Venezuela: Government Assails Critics as Crisis Deepens

10/24/2016

(Washington, DC) – The Venezuelan government has targeted critics of its ineffective efforts to alleviate severe shortages of essential medicines and food while the crisis persists, Human Rights Watch said in a report released today. Regional governments should press the administration of President Nicolás Maduro to adopt immediate measures to better address the profound humanitarian crisis, including by exploring avenues for increased international assistance.

The 78-page report, “Venezuela’s Humanitarian Crisis: Severe Medical and Food Shortages, Inadequate and Repressive Government Response,” documents how the shortages have made it extremely difficult for many Venezuelans to obtain essential medical care or meet their families’ basic needs. The Venezuelan government has downplayed the severity of the crisis. Although its own efforts to alleviate the shortages have not succeeded, it has made only limited efforts to obtain international humanitarian assistance that might be readily available. Meanwhile, it has intimidated and punished critics, including health professionals, human rights defenders, and ordinary Venezuelans who have spoken out about the shortages.

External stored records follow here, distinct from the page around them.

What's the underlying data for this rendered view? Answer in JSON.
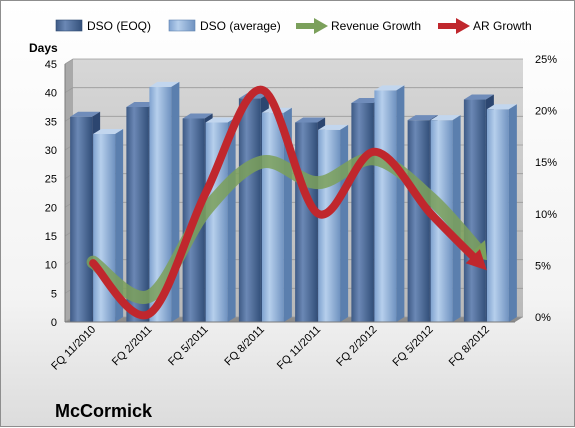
{
  "chart_data": {
    "type": "bar",
    "company": "McCormick",
    "y_left_label": "Days",
    "y_left_range": [
      0,
      45
    ],
    "y_left_ticks": [
      "0",
      "5",
      "10",
      "15",
      "20",
      "25",
      "30",
      "35",
      "40",
      "45"
    ],
    "y_right_range": [
      0,
      25
    ],
    "y_right_ticks": [
      "0%",
      "5%",
      "10%",
      "15%",
      "20%",
      "25%"
    ],
    "categories": [
      "FQ 11/2010",
      "FQ 2/2011",
      "FQ 5/2011",
      "FQ 8/2011",
      "FQ 11/2011",
      "FQ 2/2012",
      "FQ 5/2012",
      "FQ 8/2012"
    ],
    "series": [
      {
        "name": "DSO (EOQ)",
        "type": "bar",
        "axis": "left",
        "color": "#4f6d9b",
        "values": [
          35.8,
          37.5,
          35.5,
          39.0,
          34.8,
          38.2,
          35.2,
          38.8
        ]
      },
      {
        "name": "DSO (average)",
        "type": "bar",
        "axis": "left",
        "color": "#8fb1da",
        "values": [
          32.8,
          41.0,
          34.8,
          36.5,
          33.5,
          40.4,
          35.2,
          37.1
        ]
      },
      {
        "name": "Revenue Growth",
        "type": "line",
        "axis": "right",
        "color": "#7ba05b",
        "values": [
          5.8,
          2.5,
          10.8,
          15.5,
          13.5,
          15.8,
          12.0,
          6.0
        ]
      },
      {
        "name": "AR Growth",
        "type": "line",
        "axis": "right",
        "color": "#c0272d",
        "values": [
          5.7,
          0.8,
          12.5,
          22.5,
          10.5,
          16.5,
          10.5,
          5.0
        ]
      }
    ],
    "legend_position": "top",
    "grid": true
  }
}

“The Venezuelan government has seemed more vigorous in denying the existence of a humanitarian crisis than in working to resolve it,” said José Miguel Vivanco, Americas director at Human Rights Watch. “Its failures have contributed to the suffering of many Venezuelans who now struggle every day to obtain access to basic health care and adequate nutrition.”

The Venezuelan government has targeted critics of its ineffective efforts to alleviate severe shortages of essential medicines and food while the crisis persists.

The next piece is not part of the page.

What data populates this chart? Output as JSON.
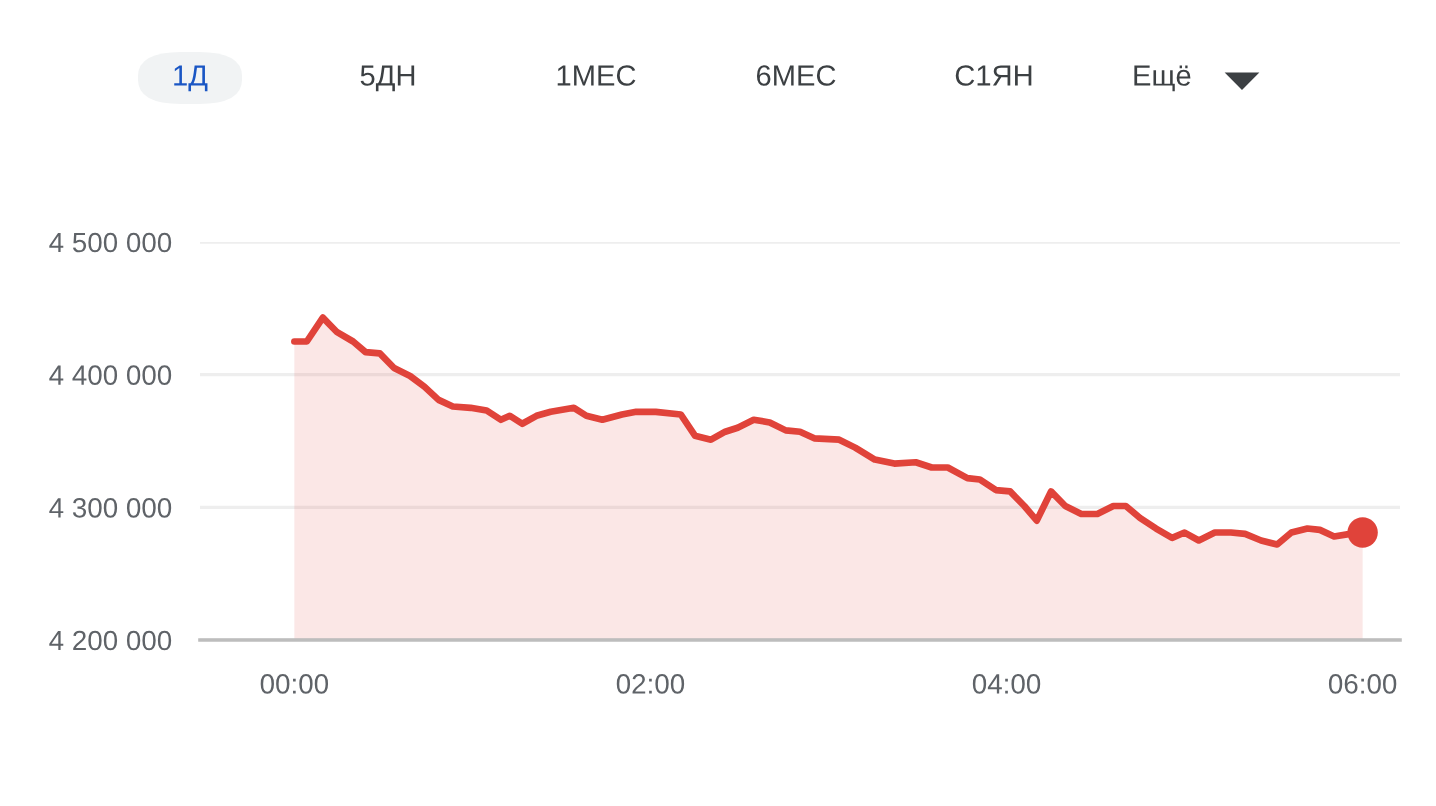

The Venezuelan government has stridently denied that the shortages rise to the level of a crisis. When officials have acknowledged the shortages at all, they have blamed them on an “economic war” waged by the political opposition, the private sector, and foreign powers. The government has provided no evidence to support these accusations.

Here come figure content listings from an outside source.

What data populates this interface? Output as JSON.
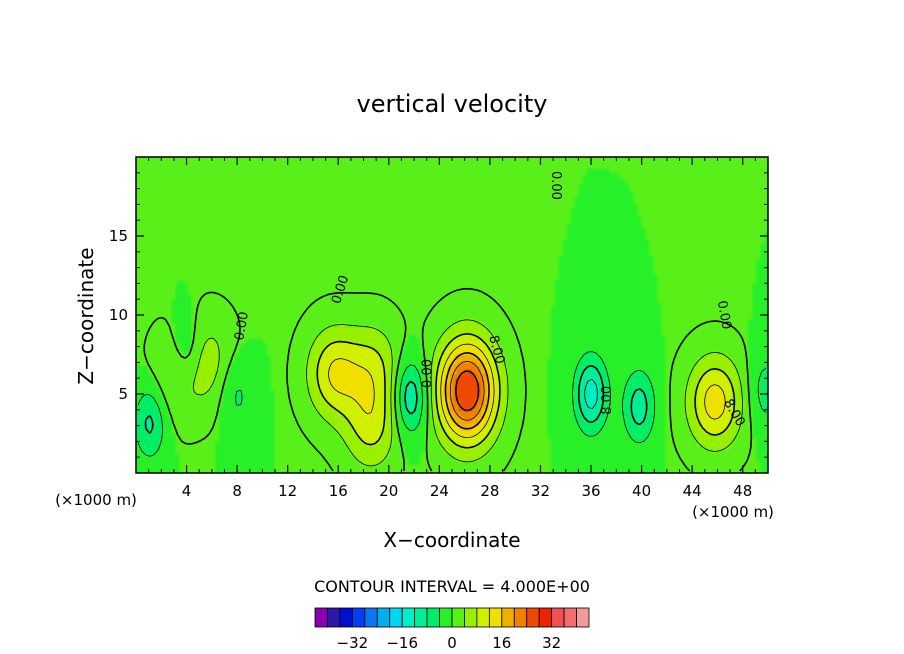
{
  "chart_data": {
    "type": "heatmap",
    "title": "vertical velocity",
    "xlabel": "X−coordinate",
    "ylabel": "Z−coordinate",
    "xunit_left": "(×1000 m)",
    "xunit_right": "(×1000 m)",
    "xlim": [
      0,
      50
    ],
    "ylim": [
      0,
      20
    ],
    "xticks": [
      4,
      8,
      12,
      16,
      20,
      24,
      28,
      32,
      36,
      40,
      44,
      48
    ],
    "xtick_labels": [
      "4",
      "8",
      "12",
      "16",
      "20",
      "24",
      "28",
      "32",
      "36",
      "40",
      "44",
      "48"
    ],
    "yticks": [
      5,
      10,
      15
    ],
    "ytick_labels": [
      "5",
      "10",
      "15"
    ],
    "grid": false,
    "contour_interval_text": "CONTOUR INTERVAL = 4.000E+00",
    "contour_labels": [
      {
        "text": "0.00",
        "x": 16.2,
        "y": 11.6,
        "angle": -72
      },
      {
        "text": "0.00",
        "x": 33.2,
        "y": 18.2,
        "angle": 90
      },
      {
        "text": "0.00",
        "x": 8.4,
        "y": 9.3,
        "angle": -80
      },
      {
        "text": "0.00",
        "x": 23.1,
        "y": 6.3,
        "angle": -90
      },
      {
        "text": "8.00",
        "x": 28.5,
        "y": 7.8,
        "angle": 75
      },
      {
        "text": "0.00",
        "x": 46.5,
        "y": 10.0,
        "angle": 80
      },
      {
        "text": "8.00",
        "x": 47.3,
        "y": 3.8,
        "angle": 60
      },
      {
        "text": "8.00",
        "x": 37.3,
        "y": 4.6,
        "angle": -90
      }
    ],
    "features": [
      {
        "kind": "updraft",
        "x": 26.2,
        "z": 5.2,
        "peak": 28
      },
      {
        "kind": "updraft",
        "x": 45.8,
        "z": 4.5,
        "peak": 14
      },
      {
        "kind": "updraft",
        "x": 15.7,
        "z": 6.3,
        "peak": 12
      },
      {
        "kind": "updraft",
        "x": 18.6,
        "z": 3.0,
        "peak": 9
      },
      {
        "kind": "updraft",
        "x": 18.8,
        "z": 6.6,
        "peak": 8
      },
      {
        "kind": "updraft",
        "x": 3.5,
        "z": 6.2,
        "peak": 6
      },
      {
        "kind": "updraft",
        "x": 5.7,
        "z": 7.2,
        "peak": 5
      },
      {
        "kind": "downdraft",
        "x": 21.7,
        "z": 4.8,
        "peak": -12
      },
      {
        "kind": "downdraft",
        "x": 36.0,
        "z": 5.0,
        "peak": -14
      },
      {
        "kind": "downdraft",
        "x": 39.8,
        "z": 4.2,
        "peak": -10
      },
      {
        "kind": "downdraft",
        "x": 1.1,
        "z": 3.2,
        "peak": -9
      },
      {
        "kind": "downdraft",
        "x": 4.0,
        "z": 7.5,
        "peak": -7
      },
      {
        "kind": "downdraft",
        "x": 8.0,
        "z": 5.0,
        "peak": -5
      },
      {
        "kind": "downdraft",
        "x": 49.8,
        "z": 5.2,
        "peak": -6
      }
    ],
    "colorbar": {
      "colors": [
        "#8a00b0",
        "#2a1aa8",
        "#0010d0",
        "#0040f0",
        "#0a78f0",
        "#00b0ee",
        "#00d8ee",
        "#00eec8",
        "#00ee98",
        "#00ee66",
        "#28f028",
        "#58f018",
        "#98f000",
        "#d0f000",
        "#f0e000",
        "#f0b000",
        "#f08000",
        "#f04800",
        "#f02000",
        "#f05050",
        "#f06e6e",
        "#f09a9a"
      ],
      "tick_values": [
        -32,
        -16,
        0,
        16,
        32
      ],
      "tick_labels": [
        "−32",
        "−16",
        "0",
        "16",
        "32"
      ],
      "vmin": -44,
      "vmax": 44
    }
  }
}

Human Rights Watch interviewed more than 100 people about the humanitarian situation in June 2016, in Caracas, the capital, and six states – Aragua, Carabobo, Lara, Táchira, Trujillo, and Zulia – and followed up by phone and other media. Researchers visited eight public hospitals, a health center on the border with Colombia, and a foundation that provides health care. Human Rights Watch interviewed people lined up at several locations to try to buy price-controlled goods as well as health care providers, people seeking medical care, people who had been detained in connection with protests linked to the shortages, human rights defenders, and public health experts.

Shortages of basic medicines and other crucial medical supplies have caused a sharp deterioration in the quality and safety of care over the past two years, Human Rights Watch found. Doctors and patients reported severe shortages – and in some cases, the complete absence – of basic medicines such as antibiotics and painkillers. Supplies lacking or in short supply in public hospitals included sterile gloves, gauze, and medical alcohol.

An August 2016 survey by a network of more than 200 doctors found that 76 percent of the public hospitals where they worked lacked the basic medicines that the network said should be available in any functional public hospital.

In case after case, people facing emergencies and those with chronic medical conditions such as cancer, hypertension, diabetes, and epilepsy, as well as organ transplant patients, said they struggle to find essential medications. The medicines are often unavailable at both public and private pharmacies, are prohibitively expensive if purchased abroad, and are either unavailable or so expensive on the black market – where they also come with no quality guarantees – as to be virtually unobtainable.

The “distress and uncertainty is a daily nightmare,” the mother of a 9-year-old girl with diabetes said about her efforts to find the medicines her daughter needs.

The maternal mortality rate for the first five months of 2016 reported by the Health Ministry was 79 percent higher than the latest available official figures, from 2009. The infant mortality rate was 45 percent higher than 2013 figures. Health professionals told Human Rights Watch that medical shortages and unhygienic conditions in hospital delivery wards are important contributing factors.